Repentinamente, Eduardo morre! E Marina ascende de mera coadjuvante, morando de favor no partido dos outros, a candidata à presidência, com reais chances de vencer. Que coisa! Como isso pode acontecer? São as mesmas perguntas que ecoam em todos os redutos petistas da nação, além de o que fazer para reverter a situação incômoda e que expressa, aparentemente, o fato de que uma menor rejeição é algo que não deve ser desprezado, ou de que um mártir acidental pode dar muita visibilidade a uma campanha secundária, ou de que há um desejo nítido em direção a uma mudança, seja ela qual for, e que a tal nova política, algo tão indefinido quanto qualquer uma das ideologias políticas, pode ser uma bandeira mais barata e vitoriosa. Contra Marina pesa a inexperiência executiva, mas isso também pesava contra Dilma há quatro anos. Pesa também a impossibilidade de agradar todo mundo quando se escorrega nas questões que não são religiosas, mas que as religiões evangélicas insistem em dizer que são. Ao mesmo tempo em que o deus evangélico travestido de homofóbico intransigente entra em crise existencial, quando vê a sua liberdade criativa ser questionada, Marina, como presidente em potencial, tem que repensar suas respostas a todo momento, sobre assuntos que não lhe dizem respeito, cuidando para não pisar nos calos dos vários pastores. Outra situação incômoda! É muitos santo pra pouca vela!

Nesse andor de misturar religião com política já há quem prefira o marxismo retrógrado do PT a um imponderável futuro com radicalismos evangélicos.

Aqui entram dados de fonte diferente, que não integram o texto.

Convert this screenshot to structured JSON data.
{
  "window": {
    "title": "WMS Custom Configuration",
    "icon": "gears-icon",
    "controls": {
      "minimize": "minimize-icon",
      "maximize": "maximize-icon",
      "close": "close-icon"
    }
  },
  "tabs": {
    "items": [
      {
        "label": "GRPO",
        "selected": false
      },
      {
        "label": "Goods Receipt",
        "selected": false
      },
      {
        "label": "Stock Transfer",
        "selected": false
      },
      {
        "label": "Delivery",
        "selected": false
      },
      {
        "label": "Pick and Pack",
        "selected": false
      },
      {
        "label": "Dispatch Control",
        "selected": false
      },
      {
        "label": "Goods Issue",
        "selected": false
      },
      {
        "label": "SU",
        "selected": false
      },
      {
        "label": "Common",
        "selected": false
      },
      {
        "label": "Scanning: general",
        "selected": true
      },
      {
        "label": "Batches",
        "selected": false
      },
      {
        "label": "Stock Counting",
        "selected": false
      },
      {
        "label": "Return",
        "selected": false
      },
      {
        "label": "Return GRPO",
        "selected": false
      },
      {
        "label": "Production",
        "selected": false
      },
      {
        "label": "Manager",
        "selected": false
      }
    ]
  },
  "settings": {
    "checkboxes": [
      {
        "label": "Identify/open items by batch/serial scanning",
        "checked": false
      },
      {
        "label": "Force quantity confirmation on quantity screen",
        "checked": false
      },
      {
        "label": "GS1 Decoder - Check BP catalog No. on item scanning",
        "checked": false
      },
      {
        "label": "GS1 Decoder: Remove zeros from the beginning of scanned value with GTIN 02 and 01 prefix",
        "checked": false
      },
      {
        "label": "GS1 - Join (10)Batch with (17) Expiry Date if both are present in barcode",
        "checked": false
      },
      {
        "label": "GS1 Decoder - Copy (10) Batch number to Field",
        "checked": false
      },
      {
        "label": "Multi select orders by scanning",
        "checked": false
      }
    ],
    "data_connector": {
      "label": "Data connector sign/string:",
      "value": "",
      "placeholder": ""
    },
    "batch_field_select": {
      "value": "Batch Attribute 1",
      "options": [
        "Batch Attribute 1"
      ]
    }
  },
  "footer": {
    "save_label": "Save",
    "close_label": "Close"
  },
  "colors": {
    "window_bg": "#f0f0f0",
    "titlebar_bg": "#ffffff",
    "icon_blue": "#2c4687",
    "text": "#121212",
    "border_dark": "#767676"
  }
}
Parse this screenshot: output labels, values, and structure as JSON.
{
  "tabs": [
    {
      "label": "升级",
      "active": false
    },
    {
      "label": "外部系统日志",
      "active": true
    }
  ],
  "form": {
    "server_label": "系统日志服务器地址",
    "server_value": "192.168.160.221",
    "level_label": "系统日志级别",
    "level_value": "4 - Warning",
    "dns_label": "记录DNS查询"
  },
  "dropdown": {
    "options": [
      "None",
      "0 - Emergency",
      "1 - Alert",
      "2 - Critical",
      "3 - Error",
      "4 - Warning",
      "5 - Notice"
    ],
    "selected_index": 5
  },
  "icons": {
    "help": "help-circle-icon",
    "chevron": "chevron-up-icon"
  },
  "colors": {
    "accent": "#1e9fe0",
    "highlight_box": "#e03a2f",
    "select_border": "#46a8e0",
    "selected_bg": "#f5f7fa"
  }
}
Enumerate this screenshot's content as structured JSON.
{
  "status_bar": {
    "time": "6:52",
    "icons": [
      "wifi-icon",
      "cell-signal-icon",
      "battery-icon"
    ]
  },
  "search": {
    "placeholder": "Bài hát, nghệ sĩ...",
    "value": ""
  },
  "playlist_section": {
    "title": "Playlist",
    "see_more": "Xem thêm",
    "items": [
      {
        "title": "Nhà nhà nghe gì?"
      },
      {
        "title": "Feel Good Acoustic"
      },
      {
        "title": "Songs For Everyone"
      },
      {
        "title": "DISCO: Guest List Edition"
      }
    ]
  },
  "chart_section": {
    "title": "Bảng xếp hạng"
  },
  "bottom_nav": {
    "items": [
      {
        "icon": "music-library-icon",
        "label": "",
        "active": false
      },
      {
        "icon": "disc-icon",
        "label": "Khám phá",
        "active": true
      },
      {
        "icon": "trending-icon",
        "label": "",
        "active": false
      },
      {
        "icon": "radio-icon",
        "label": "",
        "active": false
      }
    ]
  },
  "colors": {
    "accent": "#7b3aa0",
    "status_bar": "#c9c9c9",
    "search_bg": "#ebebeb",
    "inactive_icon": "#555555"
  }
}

E nisso tudo Aécio não decolou! Nem com os outros escorregando na borra do petróleo. Nem com portos em Cuba, médicos de Fidel, bolivarismos mal disfarçados, malafaices de dedo em riste e promessas de cura gay.

No cômputo final acho que ainda dá Dilma! O orçamento de Marina acaba antes da eleição, junto com o seu fôlego minguado. Ela vai desinflar e o mais provável é que não saibamos, pelo menos dessa vez, no que ia dar!

E ainda somos obrigados a votar? Difícil escolher! Nada encanta! Há um ano as ruas gritaram que os políticos não nos representavam! E agora? vão nos representar? Nada mudou e tudo promete uma salada mal picada. Que gente sem atrativos nós temos como candidatos! Como dizer para quem vota que é um dever escolher o melhor! Mas que melhor! Quando o tom da retórica é a de que devemos odiar os nossos irmãos que não são exatamente iguais aos idealizados por um determinado gibi, a vontade é virar as costas e mandar essa cambada para o inferno! Ou para Cuba!